Tony Fomison

Dr Jekyll and Mr Hyde

oil on jute mounted to composition board in artist’s original pine frame

title inscribed, signed and dated 1984 and inscribed Started 5.1.84 verso

550 x 400mm

Provenance: Purchased from Hamish McKay Gallery, Wellington, circa 1995.

Tony Fomison 'Dr Jekyll and Mr Hyde'

Martin Edmond
Essays
Posted on 30 September 2025

Everybody knows The Strange Case of Dr Jekyll and Mr Hyde – or do they? The tale, written by Robert Louis Stevenson during a series of fever dreams in Bournemouth in 1884, is told from the point of view of a lawyer investigating the disappearance of his old friend, Dr Henry Jekyll. The body of another man, Edward Hyde, draped in Jekyll’s clothes, has been found dead on the floor in the doctor’s laboratory. There is a letter from Jekyll, explaining all – or all that can be explained. The gist of the matter, which everybody knows, is that Jekyll and Hyde, while different personalities, inhabited the same body. Jekyll used to transform himself chemically into Hyde to satisfy various illicit desires; and found, to his horror, that the transformation, over time, became permanent. Hence the suicide.

Tony Fomison’s version of the diabolical pair is, unusually, a portrait of a single man in which, we assume, both persons are present in the image. He is shown head and shoulders, in three quarter profile, looking directly out of the picture at us. The right side of the canvas is painted a dark metallic green, reminiscent of the popular Victorian wallpaper coloured thus, using Scheele’s green, a pigment containing arsenic, sometimes with fatal results. That same green seems to underlie, or rather pervade, the ochre pigments used for the face. The whites of the eyes are brilliant, as is the same white used to make up the two triangles of the man’s shoulders – resembling the points of the collar of a football jersey. Maybe even an All Black jersey.

Jekyll was a ‘large, well-made, smooth-faced man of fifty with something of a slyish cast’. Hyde was younger, crueller and is usually depicted as hairy, even apelike. Fomison’s version does look smooth-faced and fiftyish; however, his features are not English but Polynesian, and the set of the mouth and the eyes glittering below heavy, frowning brows suggest not just hostility but imminent violence. The nose, bulbous, beak-like, slightly rubicund, also transmits aggression. This is a man, you feel, whose anger is so great he is ready to kill.
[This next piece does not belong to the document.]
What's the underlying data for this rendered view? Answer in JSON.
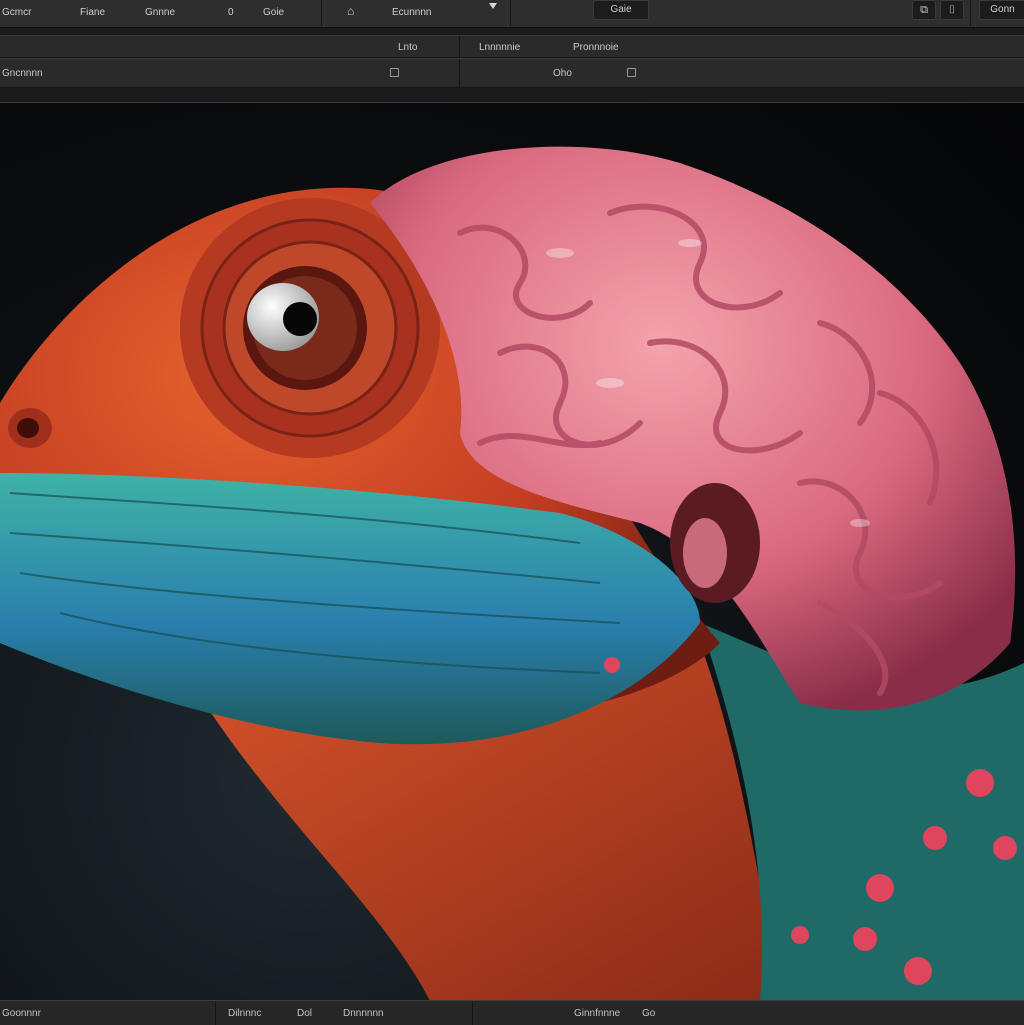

But why that anger? And why does the portrait give you a sense that the anger is somehow justified? This is the face of a man who has been abused and betrayed and intends to take his revenge – upon all of us. You might assume it to be a generic portrait of an indigenous person who has suffered grievously from the depredations of colonialism. Yet the title makes such an identification problematic. The essence of Jekyll and Hyde is the co-existence of two personalities in one body; here we seem to have one individual, Jekyll, giving us the external appearance of the man and the other, Hyde, revealing his character. The composite person is, you might say, the alter ego of the smiling, happy-go-lucky, good-natured Polynesian chap of Pakeha legend.

Thus, and typically, Fomison complicates what at first appears straightforward. He began the work in January 1984 but it isn’t clear when he finished it. He painted other figures from literature in the 1980s, including Captain Ahab from Moby Dick (1981) and the eponymous Don Quixote from Cervantes’ great book. That portrait was in progress when Phil Clairmont committed suicide in May, 1984 and was, Fomison wrote, ‘finished off’ with him in mind. Dr. Jekyll and Mr. Hyde might have a personal reference as well: Tony Fomison was himself an ambivalent character who could switch from anarchic clown to malevolent adversary in the breath of a moment. Here it is as if, through his subject, he is watching us to see if we, too, are dual-natured. As surely we are.